Within CPT, Modifier-51 is designed to trigger multiple procedure payment reductions when a physician performs separate procedures on the same patient during the same session. These separate procedures are not incidental to the primary procedure and are separately payable. The payer typically reimburses the highest-ranked procedure at 100 percent and any additional procedures at 50 percent. The vast majority of surgical procedure codes within CPT are subject to this multiple procedure payment reduction, the rationale being that some of the work of the procedure – specifically work performed before and after the procedure itself – is not repeated when two or more procedures are performed simultaneously.
To date, Medicare payment rates for catheterization, EP studies and ablation procedures are based on each service being provided independently. As a result, they have been exempt from Modifier-51. As of January 1, 2008, this exempt status has been revoked. From a payment perspective, the rationale is that some of the work for a given procedure is not repeated when two or more procedures are performed simultaneously.
There is no question that this policy change will negatively impact on the revenue an interventional cardiologist has been traditionally able to rely upon. However, this may not be the focus of attention when the interventional cardiologist is being looked at by Medicare. As Cardiology is largely a referral based practice, the interventional cardiologist mainly relies upon other health care providers to refer patients to the practice. Traditionally, this has produced a consultation evaluation and management code. The use of consultation codes has experienced a clarification that requires the Cardiologist to change aspects of the medical record generated as a result of the encounter as well as the potential evaluation and management CPT codes used to describe the visit.
Medicare will append the 51 modifier to secondary interventions performed and adjust reimbursement. As such, the medical record and the coding of the encounter will require very little adjustments as a consequence of this rule when a claim is submitted to Medicare. Other carriers will compel the reporting of CPT code to have the 51 modifier appending to secondary interventions. The absence of a 51 modifier will likely produce a denial of payment. Consultation codes will require considerably more manipulation to both the reporting of evaluation and management codes as well as to the medical record. The clarification to consultation evaluation and management codes allows only and encounter that does not include or imply a transfer of care to be reported as a consultation.
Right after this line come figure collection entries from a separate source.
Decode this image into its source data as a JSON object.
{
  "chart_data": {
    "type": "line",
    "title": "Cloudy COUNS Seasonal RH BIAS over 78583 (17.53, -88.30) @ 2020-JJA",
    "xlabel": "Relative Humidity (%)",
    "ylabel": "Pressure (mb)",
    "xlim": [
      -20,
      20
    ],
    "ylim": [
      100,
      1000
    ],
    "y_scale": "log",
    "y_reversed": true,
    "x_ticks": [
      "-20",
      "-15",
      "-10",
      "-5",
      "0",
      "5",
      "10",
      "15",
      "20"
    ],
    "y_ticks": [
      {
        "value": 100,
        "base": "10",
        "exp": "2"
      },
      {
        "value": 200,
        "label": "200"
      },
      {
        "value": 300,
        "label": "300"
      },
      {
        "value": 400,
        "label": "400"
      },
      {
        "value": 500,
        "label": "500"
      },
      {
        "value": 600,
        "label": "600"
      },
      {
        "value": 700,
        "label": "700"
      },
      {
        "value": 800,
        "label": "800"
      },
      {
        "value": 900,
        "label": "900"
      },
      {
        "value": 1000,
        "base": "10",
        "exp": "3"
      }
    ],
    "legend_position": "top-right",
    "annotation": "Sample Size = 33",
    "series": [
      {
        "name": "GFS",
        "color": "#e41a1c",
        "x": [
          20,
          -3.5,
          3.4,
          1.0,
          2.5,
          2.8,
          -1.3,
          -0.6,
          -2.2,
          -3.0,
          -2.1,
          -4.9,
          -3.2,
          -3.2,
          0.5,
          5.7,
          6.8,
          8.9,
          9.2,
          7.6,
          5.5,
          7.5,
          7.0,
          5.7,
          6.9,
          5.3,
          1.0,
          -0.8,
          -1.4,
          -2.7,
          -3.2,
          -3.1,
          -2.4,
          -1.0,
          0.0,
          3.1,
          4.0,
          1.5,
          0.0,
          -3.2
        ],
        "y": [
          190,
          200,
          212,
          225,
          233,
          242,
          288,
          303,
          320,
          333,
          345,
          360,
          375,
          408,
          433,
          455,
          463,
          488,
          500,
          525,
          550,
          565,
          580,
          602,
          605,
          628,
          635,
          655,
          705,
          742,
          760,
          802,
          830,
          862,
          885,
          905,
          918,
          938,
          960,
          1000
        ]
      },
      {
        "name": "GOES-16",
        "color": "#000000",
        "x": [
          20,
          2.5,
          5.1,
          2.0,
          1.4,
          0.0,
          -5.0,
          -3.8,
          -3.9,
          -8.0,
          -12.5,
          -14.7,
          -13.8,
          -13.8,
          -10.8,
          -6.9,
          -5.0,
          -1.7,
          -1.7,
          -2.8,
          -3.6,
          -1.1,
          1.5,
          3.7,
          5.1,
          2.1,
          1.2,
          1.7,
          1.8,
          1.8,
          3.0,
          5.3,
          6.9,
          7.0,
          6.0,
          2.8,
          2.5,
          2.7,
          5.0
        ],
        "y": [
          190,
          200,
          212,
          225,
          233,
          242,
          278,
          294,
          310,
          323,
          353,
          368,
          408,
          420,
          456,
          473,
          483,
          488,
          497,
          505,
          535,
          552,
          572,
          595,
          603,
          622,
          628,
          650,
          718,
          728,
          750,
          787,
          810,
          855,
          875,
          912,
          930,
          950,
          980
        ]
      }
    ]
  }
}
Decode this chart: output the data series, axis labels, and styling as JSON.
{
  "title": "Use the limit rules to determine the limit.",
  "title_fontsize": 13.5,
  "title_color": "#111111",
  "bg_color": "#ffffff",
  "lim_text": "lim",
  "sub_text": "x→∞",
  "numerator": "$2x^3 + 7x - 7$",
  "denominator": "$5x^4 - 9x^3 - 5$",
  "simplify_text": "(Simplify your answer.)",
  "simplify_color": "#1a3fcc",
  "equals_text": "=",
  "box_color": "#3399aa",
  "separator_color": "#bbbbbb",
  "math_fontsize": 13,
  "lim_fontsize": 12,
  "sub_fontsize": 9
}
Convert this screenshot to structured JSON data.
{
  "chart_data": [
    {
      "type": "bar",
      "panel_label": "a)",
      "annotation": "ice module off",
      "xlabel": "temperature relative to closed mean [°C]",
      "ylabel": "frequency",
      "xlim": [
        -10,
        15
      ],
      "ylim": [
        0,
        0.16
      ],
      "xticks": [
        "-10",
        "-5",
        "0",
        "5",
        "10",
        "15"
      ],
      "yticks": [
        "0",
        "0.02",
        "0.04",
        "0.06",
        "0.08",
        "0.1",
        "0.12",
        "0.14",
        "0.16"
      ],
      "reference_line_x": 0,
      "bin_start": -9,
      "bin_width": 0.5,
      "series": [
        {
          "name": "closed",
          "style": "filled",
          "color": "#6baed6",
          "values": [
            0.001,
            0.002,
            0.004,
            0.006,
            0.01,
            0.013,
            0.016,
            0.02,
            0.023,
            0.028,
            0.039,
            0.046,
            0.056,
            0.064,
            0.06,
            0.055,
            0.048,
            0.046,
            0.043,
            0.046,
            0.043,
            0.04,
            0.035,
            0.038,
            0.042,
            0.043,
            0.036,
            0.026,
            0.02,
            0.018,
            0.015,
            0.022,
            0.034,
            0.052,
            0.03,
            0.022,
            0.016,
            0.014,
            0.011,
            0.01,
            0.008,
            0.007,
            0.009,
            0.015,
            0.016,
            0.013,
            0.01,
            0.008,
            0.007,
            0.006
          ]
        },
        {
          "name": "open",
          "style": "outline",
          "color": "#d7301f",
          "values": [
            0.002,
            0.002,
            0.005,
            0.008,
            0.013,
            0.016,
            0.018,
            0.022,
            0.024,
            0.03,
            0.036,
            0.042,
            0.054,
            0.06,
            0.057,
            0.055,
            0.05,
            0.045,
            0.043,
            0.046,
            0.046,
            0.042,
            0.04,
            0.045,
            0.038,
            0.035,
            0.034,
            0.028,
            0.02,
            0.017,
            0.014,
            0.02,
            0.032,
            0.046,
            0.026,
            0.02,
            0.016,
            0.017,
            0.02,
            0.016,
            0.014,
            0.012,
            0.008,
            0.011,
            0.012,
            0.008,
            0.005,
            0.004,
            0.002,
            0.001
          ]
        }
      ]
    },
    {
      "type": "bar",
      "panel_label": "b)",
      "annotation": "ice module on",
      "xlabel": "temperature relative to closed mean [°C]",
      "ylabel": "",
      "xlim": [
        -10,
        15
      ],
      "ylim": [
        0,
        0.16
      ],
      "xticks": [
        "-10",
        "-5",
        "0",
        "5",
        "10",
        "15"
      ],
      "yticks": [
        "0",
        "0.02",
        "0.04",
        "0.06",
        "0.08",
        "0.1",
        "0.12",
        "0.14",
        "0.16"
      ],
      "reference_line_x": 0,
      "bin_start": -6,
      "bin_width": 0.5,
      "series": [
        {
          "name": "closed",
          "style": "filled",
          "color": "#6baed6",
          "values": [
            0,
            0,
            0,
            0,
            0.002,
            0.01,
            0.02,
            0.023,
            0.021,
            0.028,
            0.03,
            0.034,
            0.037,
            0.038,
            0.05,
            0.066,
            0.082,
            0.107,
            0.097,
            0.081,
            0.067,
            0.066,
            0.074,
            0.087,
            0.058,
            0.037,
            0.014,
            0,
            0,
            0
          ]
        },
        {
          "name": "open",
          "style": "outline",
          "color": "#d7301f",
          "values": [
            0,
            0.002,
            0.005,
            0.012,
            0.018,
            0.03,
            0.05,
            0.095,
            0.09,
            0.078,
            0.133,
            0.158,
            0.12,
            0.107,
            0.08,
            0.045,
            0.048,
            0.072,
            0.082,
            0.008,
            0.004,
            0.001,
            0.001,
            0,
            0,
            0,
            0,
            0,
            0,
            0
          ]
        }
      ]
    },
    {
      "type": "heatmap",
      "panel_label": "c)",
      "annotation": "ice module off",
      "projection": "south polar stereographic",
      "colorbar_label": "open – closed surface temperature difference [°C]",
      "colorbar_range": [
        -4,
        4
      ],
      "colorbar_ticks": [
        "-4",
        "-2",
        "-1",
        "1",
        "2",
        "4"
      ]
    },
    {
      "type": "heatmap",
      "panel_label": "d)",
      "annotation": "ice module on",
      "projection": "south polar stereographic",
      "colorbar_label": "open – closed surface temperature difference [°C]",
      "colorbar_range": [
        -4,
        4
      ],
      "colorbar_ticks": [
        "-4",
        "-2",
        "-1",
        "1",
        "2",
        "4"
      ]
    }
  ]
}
In the past, this transfer was generally understood to mean that the care of the patient was being transferred in its entirety to the consulting physician. The clarification now identifies transfer of care as including the transfer of a specific problem, such as angina or ECG changes, to the Cardiologist. In the absence of specific documentation identifying the visit as a request for an opinion, transfer of care is at risk for being assumed by Medicare. Consultation codes require a unique set of documentation that now must include that a transfer of care is not taking place.
| Outpatient |
Inpatient |
99241
99242
99243
99244
99245 |
99251
99252
99253
99254
99255 |
Consultation codes are divided between inpatient and outpatient code sets. The inpatient codes range from 99251 to 99255. The elevation codes range from 99241 to 99245. The consultation is a type of service provided by a Physician whose opinions or advice regarding the evaluation and management of the specific problem is requested by another Physician or other appropriate sorts. A consultation requires referral from another identifiable provider. This would be a provider with a legacy UPIN number and an NPI number. It is expected that there will be a formal request from the referring provider. This can come in the form of a written order for requests as well as a telephone request. In either case, the documentation should identify the referring physicians and the reason for the request. The next requirement is for a rendering of the opinion. This portion of the documentation guidelines are for the consulting physician’s evaluation. Finally, the impression and treatment options are to be communicated back to the referring Physicians. This constitutes three R’s of the consultation process –request for an opinion, rendering of the opinion and finally the reporting of the opinion.
| Three R’s of the Consultation |
Request for an opinion
Rendering of opinion
Reporting of opinin
Not for transfer of care |
The consulting Physician may initiate diagnostic or therapeutic services during the visit or any anytime subsequent to the visit. If the consultation initiated by a patient or family member and not requested by a physician, or otherwise identifiable provider, it is not reported using consultation codes. This encounter would be reported using the codes for office visits or established inpatient visits as appropriate. The consulting Physician may assume responsibility for management of a portion for all of the patient’s condition subsequent to the completion of a consultation. If the referral is a transfer of care of all or a portion of the patient’s condition it should not be reported as a consultation.
The clarifications for consultation codes have the potential for negatively impacting the practice of interventional cardiology. They will require changes in the documentation of the initial, referred encounter as well as careful evaluation of the record to assure that the evaluation and management CPT used to report the visit is appropriate.